Re: pg_trgm vs. Solr ngram

From: Bertrand Mamasam <golgote(at)gmail(dot)com>
To: Chris <rc(at)networkz(dot)ch>
Cc: "pgsql-generallists(dot)postgresql(dot)org" <pgsql-general(at)lists(dot)postgresql(dot)org>
Subject: Re: pg_trgm vs. Solr ngram
Date: 2023-02-10 07:54:03
Message-ID: CACZ67_UD38B7r3ug5uSW2_TgtdGt+hPhhw0BnsM+bK1vQE_01g@mail.gmail.com
Views: Raw Message | Whole Thread | Download mbox | Resend email
Thread:
Lists: pgsql-general

Le ven. 10 févr. 2023, 03:20, Chris <rc(at)networkz(dot)ch> a écrit :

> Hello list
>
> I'm pondering migrating an FTS application from Solr to Postgres, just
> because we use Postgres for everything else.
>
> The application is basically fgrep with a web frontend. However the
> indexed documents are very computer network specific and contain a lot
> of hyphenated hostnames with dot-separated domains, as well as IPv4 and
> IPv6 addresses. In Solr I was using ngrams and customized the
> TokenizerFactories until more or less only whitespace was as separator,
> while [.:-_\d] remains part of the ngrams. This allows to search for
> ".12.255/32" or "xzy-eth5.example.org" without any false positives.
>
> It looks like a straight conversion of this method is not possible since
> the tokenization in pg_trgm is not configurable afaict. Is there some
> other good method to search for a random substring including all the
> punctuation using an index?

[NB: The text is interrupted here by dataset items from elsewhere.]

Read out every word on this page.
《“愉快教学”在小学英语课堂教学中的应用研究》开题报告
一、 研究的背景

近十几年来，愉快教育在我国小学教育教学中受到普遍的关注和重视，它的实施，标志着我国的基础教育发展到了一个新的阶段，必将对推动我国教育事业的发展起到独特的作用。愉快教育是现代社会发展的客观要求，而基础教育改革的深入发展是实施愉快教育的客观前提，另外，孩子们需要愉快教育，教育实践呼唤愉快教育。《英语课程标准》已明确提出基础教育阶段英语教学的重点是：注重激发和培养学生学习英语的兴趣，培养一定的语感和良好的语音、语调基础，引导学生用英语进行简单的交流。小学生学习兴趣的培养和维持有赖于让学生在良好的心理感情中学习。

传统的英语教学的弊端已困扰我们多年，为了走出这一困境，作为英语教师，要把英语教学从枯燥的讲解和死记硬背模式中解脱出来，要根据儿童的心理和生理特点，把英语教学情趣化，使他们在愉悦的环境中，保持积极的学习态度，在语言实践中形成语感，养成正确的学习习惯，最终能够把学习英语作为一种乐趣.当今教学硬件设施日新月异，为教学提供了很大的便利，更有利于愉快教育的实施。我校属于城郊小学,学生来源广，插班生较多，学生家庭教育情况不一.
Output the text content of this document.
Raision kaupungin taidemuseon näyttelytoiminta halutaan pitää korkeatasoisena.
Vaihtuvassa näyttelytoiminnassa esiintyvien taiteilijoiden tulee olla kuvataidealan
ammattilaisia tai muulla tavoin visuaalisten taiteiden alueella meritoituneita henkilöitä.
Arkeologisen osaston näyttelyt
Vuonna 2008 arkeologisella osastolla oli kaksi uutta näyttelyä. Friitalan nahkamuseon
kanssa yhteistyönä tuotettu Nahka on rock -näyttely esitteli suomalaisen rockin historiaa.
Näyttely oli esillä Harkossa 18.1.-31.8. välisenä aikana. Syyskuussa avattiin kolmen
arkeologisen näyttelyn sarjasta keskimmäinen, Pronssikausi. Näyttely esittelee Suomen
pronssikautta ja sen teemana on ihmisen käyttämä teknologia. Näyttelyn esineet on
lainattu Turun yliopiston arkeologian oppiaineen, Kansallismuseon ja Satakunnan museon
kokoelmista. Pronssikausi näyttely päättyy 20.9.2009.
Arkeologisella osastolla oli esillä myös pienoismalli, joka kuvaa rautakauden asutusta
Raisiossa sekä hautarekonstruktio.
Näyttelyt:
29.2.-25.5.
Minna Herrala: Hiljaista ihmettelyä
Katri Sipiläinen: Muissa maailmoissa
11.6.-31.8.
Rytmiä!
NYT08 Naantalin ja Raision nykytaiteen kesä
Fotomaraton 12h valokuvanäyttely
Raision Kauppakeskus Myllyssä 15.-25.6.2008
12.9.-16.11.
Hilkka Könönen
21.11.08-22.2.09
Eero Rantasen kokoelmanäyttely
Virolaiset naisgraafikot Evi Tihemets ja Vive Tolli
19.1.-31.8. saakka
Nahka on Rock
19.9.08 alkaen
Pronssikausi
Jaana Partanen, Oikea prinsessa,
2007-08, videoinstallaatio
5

Or a pg_trgm-style module that is more
> flexible like the Solr/Lucene variant?
>
> Or maybe hacking my own pg_trgm wouldn't be so hard and could be fun, do
> I pretty much just need to change the emitted tokens or will this lead
> to significant complications in the operators, indexes etc.?
>
> thanks for any hints & cheers
> Christian
>

In Solr you used FTS so I suggest that you do the same in Postgres and look
at the full text search functions. You can create a tsvector yourself in
many different ways or use one of the provided functions. So you could add
complete IP adresses to your index and then search for them using something
like phrase search. You can also create text search configurations or just
use the "simple" one if you just need something like fgrep. Of course, the
end result will be more like Solr and less like fgrep.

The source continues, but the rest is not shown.